Aber noch ein kleiner Hinweis in Richtung CDU und FDP, den ich mir an dieser Stelle wirklich nicht verkneifen kann und will: Die Proteste gehen auch in Ihre Richtung - auch wenn Sie heute so tun, als hätten Sie damit überhaupt nichts zu tun. Die Belastungen, die häufig angeführt und aufgezählt werden - Sie waren ja auch bei den Diskussionen dabei, wenn ich Sie richtig verstanden habe -, gehen auf Ihre verkorkste Bildungspolitik zurück. Ich sage das nur, damit Sie nicht glauben, das würde nicht mehr unterschieden.
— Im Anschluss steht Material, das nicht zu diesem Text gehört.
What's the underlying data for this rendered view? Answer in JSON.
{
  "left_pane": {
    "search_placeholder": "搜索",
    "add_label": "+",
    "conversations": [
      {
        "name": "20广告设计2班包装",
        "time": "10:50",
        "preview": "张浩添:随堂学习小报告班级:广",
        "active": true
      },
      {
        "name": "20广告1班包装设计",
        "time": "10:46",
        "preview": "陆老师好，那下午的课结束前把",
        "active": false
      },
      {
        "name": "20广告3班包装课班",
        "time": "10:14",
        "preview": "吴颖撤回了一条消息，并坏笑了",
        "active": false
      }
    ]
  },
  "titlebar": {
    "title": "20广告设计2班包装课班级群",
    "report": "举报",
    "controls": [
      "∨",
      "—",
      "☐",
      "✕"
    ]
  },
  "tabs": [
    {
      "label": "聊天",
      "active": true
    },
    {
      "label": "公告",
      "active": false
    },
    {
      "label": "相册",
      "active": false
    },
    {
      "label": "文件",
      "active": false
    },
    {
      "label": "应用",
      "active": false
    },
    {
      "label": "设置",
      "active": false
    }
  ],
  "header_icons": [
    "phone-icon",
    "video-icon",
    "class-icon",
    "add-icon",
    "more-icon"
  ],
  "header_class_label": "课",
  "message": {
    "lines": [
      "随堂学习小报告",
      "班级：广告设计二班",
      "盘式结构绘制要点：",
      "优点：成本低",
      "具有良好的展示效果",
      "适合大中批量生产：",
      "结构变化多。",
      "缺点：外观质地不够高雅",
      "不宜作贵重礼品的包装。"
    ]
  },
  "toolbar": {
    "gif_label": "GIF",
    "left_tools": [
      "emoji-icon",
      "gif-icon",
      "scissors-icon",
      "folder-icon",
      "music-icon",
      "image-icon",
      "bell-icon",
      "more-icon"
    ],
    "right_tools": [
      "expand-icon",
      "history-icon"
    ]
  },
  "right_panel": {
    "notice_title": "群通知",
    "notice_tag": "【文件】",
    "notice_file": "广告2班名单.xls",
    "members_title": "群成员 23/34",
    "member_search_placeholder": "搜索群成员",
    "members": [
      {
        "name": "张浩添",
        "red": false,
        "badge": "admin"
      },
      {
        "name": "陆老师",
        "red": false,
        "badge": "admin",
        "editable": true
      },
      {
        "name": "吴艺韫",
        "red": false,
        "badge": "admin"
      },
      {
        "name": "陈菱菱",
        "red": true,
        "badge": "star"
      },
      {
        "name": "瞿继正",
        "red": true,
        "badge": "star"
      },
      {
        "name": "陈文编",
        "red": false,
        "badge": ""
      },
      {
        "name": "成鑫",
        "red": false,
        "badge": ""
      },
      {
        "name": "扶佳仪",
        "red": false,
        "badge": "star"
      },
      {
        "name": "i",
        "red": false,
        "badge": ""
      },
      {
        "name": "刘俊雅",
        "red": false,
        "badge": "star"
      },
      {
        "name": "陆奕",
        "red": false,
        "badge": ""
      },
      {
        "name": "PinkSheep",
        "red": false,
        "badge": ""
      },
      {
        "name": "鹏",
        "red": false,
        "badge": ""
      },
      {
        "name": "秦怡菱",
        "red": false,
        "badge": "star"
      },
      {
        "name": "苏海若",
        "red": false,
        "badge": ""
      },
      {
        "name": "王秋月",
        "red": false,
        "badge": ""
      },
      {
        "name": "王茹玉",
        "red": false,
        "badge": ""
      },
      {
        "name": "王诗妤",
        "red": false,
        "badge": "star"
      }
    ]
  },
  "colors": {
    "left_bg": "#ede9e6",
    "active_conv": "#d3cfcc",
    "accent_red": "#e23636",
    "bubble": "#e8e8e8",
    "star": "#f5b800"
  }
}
Auch das haben die Lehrerinnen und Lehrer sehr wohl zur Kenntnis genommen.

(Beifall bei der SPD und bei den GRÜNEN)

Wir werden an anderer Stelle zu Entlastungen der Gymnasiallehrkräfte kommen müssen. Sie alle wissen, dass dazu bereits Gespräche mit der Ministerin geführt werden. Sie hat vorhin Ausführungen dazu gemacht. Einiges mag einfach zu realisieren sein, an anderer Stelle bedarf es intensiver Debatten und Überlegungen.

Ein Hauptproblem stellt die Frage des Abiturs nach acht oder neun Jahren und die entsprechende Umsetzung dar - ein Problem, das wir ebenfalls von Ihnen, meine Damen und Herren von CDU und FDP, geerbt haben. Dass das G 8 eingeführt wurde, ohne dass Änderungen in den Lehrplänen vorgenommen wurden,

(Björn Thümler [CDU]: Das ist falsch!)

und damit die Arbeitsbelastung und der Stress an den Gymnasien erhöht wurden, geht ganz alleine auf Ihre Rechnung. Dafür tragen Sie die Verantwortung.